VDSL utilising up to 35 MHz (whether that would be SuperVector or VPlus, though the latter probably less so as it is nothing something compatible with any existing hardware) should have been the intermediate plan since it should allow for subscribers at up to twice the distance from the cabinet compared to G.fast obtain 100 Mbps. I haven't managed to take the time to understand every aspect about Huawei's SuperVector technology, but what I do know is:
- It is compatible with MA5603T
- It can co-exist with existing 17a profile
- It can provide 100 Mbps downstream up to around 700m
However, it is not clear (perhaps I have missed something/I do not understand entirely):
- What the maximum subscriber density is (in terms of ports)

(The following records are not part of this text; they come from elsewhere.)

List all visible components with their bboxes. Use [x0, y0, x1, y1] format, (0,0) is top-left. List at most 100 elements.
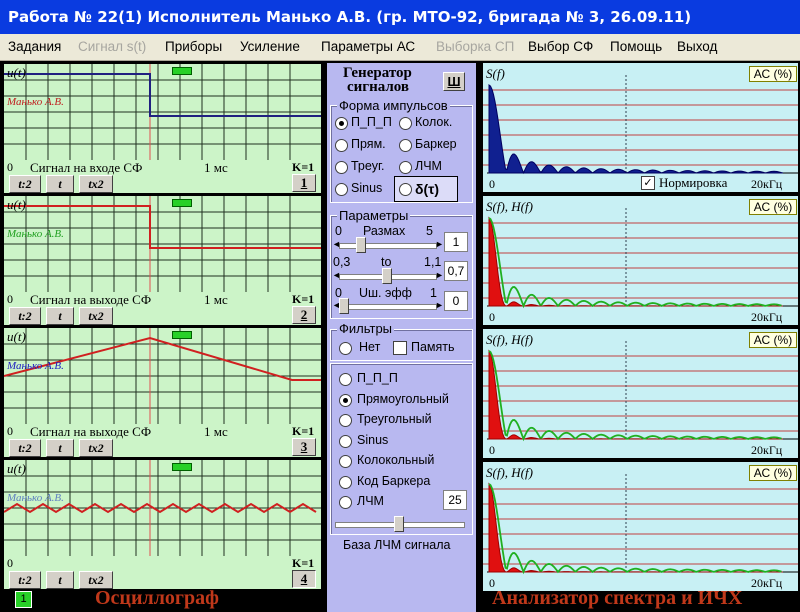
param2-value[interactable]: 0,7	[444, 261, 468, 281]
spectrum-analyzer-panel: S(f) АС (%) 0 20кГц ✓ Нормировка S(f), H(f) АС …	[479, 63, 800, 612]
spectrum-analyzer-label: Анализатор спектра и ИЧХ	[492, 587, 743, 609]
time-double-button[interactable]: tx2	[79, 175, 113, 193]
scope-y-label: u(t)	[7, 461, 26, 476]
filter-type-radio[interactable]	[339, 475, 352, 489]
filter-type-radio[interactable]	[339, 496, 352, 509]
pulse-shape-radio[interactable]	[399, 183, 412, 196]
filter-memory-checkbox[interactable]	[393, 341, 407, 355]
scope-zero-label: 0	[7, 160, 13, 174]
ac-percent-button[interactable]: АС (%)	[749, 332, 797, 348]
filter-none-radio[interactable]	[339, 342, 352, 355]
filter-type-radio[interactable]	[339, 393, 352, 407]
filter-type-label: Колокольный	[357, 453, 435, 467]
menu-item[interactable]: Выбор СФ	[528, 39, 593, 54]
menu-item[interactable]: Усиление	[240, 39, 300, 54]
time-double-button[interactable]: tx2	[79, 307, 113, 325]
filter-type-radio[interactable]	[339, 434, 352, 448]
time-halve-button[interactable]: t:2	[9, 571, 41, 589]
filter-type-radio[interactable]	[339, 455, 352, 468]
menu-item[interactable]: Выборка СП	[436, 39, 514, 54]
time-normal-button[interactable]: t	[46, 571, 74, 589]
signal-generator-panel: Генератор сигналов Ш Форма импульсов П_П…	[327, 63, 476, 612]
time-halve-button[interactable]: t:2	[9, 439, 41, 457]
time-halve-button[interactable]: t:2	[9, 307, 41, 325]
pulse-shape-radio[interactable]	[335, 183, 348, 196]
scope-plot	[4, 196, 321, 292]
param1-slider-thumb[interactable]	[356, 237, 367, 253]
time-normal-button[interactable]: t	[46, 175, 74, 193]
scope-plot	[4, 64, 321, 160]
spectrum-freq-label: 20кГц	[751, 443, 783, 457]
param1-right-arrow-icon[interactable]: ►	[435, 239, 444, 249]
scope-trigger-indicator	[172, 463, 192, 471]
pulse-shape-label: ЛЧМ	[415, 159, 442, 173]
scope-trigger-indicator	[172, 199, 192, 207]
pulse-shape-radio[interactable]	[399, 117, 412, 130]
menu-item[interactable]: Помощь	[610, 39, 662, 54]
param2-max: 1,1	[424, 255, 442, 269]
scope-select-button[interactable]: 3	[292, 438, 316, 456]
pulse-shape-radio[interactable]	[335, 161, 348, 174]
ac-percent-button[interactable]: АС (%)	[749, 66, 797, 82]
menu-item[interactable]: Сигнал s(t)	[78, 39, 146, 54]
scope-watermark: Манько А.В.	[7, 360, 64, 372]
menu-item[interactable]: Параметры АС	[321, 39, 415, 54]
param3-slider-thumb[interactable]	[339, 298, 349, 314]
menu-item[interactable]: Выход	[677, 39, 717, 54]
pulse-shape-label: Баркер	[415, 137, 457, 151]
param1-slider[interactable]	[339, 243, 437, 249]
scope-screen-1: u(t) Манько А.В. 0 Сигнал на входе СФ 1 мс K=…	[4, 64, 321, 193]
scope-time-scale: 1 мс	[204, 160, 228, 175]
ac-percent-button[interactable]: АС (%)	[749, 199, 797, 215]
filter-memory-label: Память	[411, 340, 455, 354]
menu-item[interactable]: Приборы	[165, 39, 222, 54]
spectrum-screen-3: S(f), H(f) АС (%) 0 20кГц	[483, 329, 798, 458]
time-normal-button[interactable]: t	[46, 439, 74, 457]
scope-gain: K=1	[292, 160, 315, 174]
param3-right-arrow-icon[interactable]: ►	[435, 300, 444, 310]
scope-screen-4: u(t) Манько А.В. 0 K=1 t:2 t tx2 4	[4, 460, 321, 589]
ac-percent-button[interactable]: АС (%)	[749, 465, 797, 481]
noise-button[interactable]: Ш	[443, 72, 465, 91]
param1-value[interactable]: 1	[444, 232, 468, 252]
scope-y-label: u(t)	[7, 197, 26, 212]
lfm-base-value[interactable]: 25	[443, 490, 467, 510]
scope-select-button[interactable]: 4	[292, 570, 316, 588]
scope-info-row: 0 Сигнал на выходе СФ 1 мс K=1	[4, 424, 321, 439]
filter-type-radio[interactable]	[339, 414, 352, 427]
params-group-title: Параметры	[337, 208, 411, 223]
param2-right-arrow-icon[interactable]: ►	[435, 270, 444, 280]
pulse-shape-radio[interactable]	[399, 161, 412, 174]
filter-type-radio[interactable]	[339, 373, 352, 386]
scope-caption: Сигнал на выходе СФ	[30, 424, 152, 439]
spectrum-trace	[488, 482, 784, 573]
scope-select-button[interactable]: 2	[292, 306, 316, 324]
pulse-shape-label: Колок.	[415, 115, 453, 129]
time-halve-button[interactable]: t:2	[9, 175, 41, 193]
param1-left-arrow-icon[interactable]: ◄	[332, 239, 341, 249]
pulse-shape-group-title: Форма импульсов	[337, 98, 450, 113]
time-normal-button[interactable]: t	[46, 307, 74, 325]
filter-type-label: П_П_П	[357, 371, 398, 385]
pulse-shape-label: Прям.	[351, 137, 386, 151]
scope-caption: Сигнал на входе СФ	[30, 160, 143, 175]
normalize-checkbox[interactable]: ✓	[641, 176, 655, 190]
scope-trigger-indicator	[172, 67, 192, 75]
pulse-shape-label: Sinus	[351, 181, 383, 195]
menu-item[interactable]: Задания	[8, 39, 61, 54]
param2-left-arrow-icon[interactable]: ◄	[332, 270, 341, 280]
menu-bar: Задания Сигнал s(t) Приборы Усиление Парамет…	[0, 34, 800, 61]
time-double-button[interactable]: tx2	[79, 439, 113, 457]
filter-type-label: Прямоугольный	[357, 391, 449, 406]
pulse-shape-radio[interactable]	[335, 117, 348, 130]
param2-slider-thumb[interactable]	[382, 268, 392, 284]
param1-label: Размах	[363, 224, 406, 238]
pulse-shape-radio[interactable]	[399, 139, 412, 152]
param3-value[interactable]: 0	[444, 291, 468, 311]
scope-screen-2: u(t) Манько А.В. 0 Сигнал на выходе СФ 1 мс K…	[4, 196, 321, 325]
lfm-base-slider-thumb[interactable]	[394, 516, 404, 532]
scope-plot	[4, 328, 321, 424]
scope-select-button[interactable]: 1	[292, 174, 316, 192]
pulse-shape-radio[interactable]	[335, 139, 348, 152]
param3-slider[interactable]	[339, 304, 437, 310]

- What sort of cabinet hardware upgrades would be necessary
- Whether changes would need to be made to the backhaul to accomodate increased bandwidth
Anyway, this is coming from someone who has no experience with DSLAMs or network engineering, so a lot of this could be wrong. Perhaps it is completely uneconomical to consider, and perhaps because it has never really been publicly noted that there has been thought put into the potentiality of rolling it out then maybe no testing was ever done, and Openreach would need to spend perhaps the best part of a year testing it alongside existing hardware, etc. (which in that time they may as well just commit to G.fast and FTTP rollouts where appropriate).
In reference to SuperVector, someone could do some reading here (
http://support.huawei.com/enterprise/en/doc/EDOC1000137144) if they were interested.
The above is not to say that I wouldn't like to have G.fast, because that's not true. I would benefit greatly from having it since I have a somewhat short loop. There is at least one cabinet which has a G.fast pod on, but it is not mine (which needs a re-shell) and this latest news may even mean that I won't get it despite showing as planned on the checker previously (before planned G.fast records were mass-removed). Though I shall cross my fingers and hope that it will come anyway.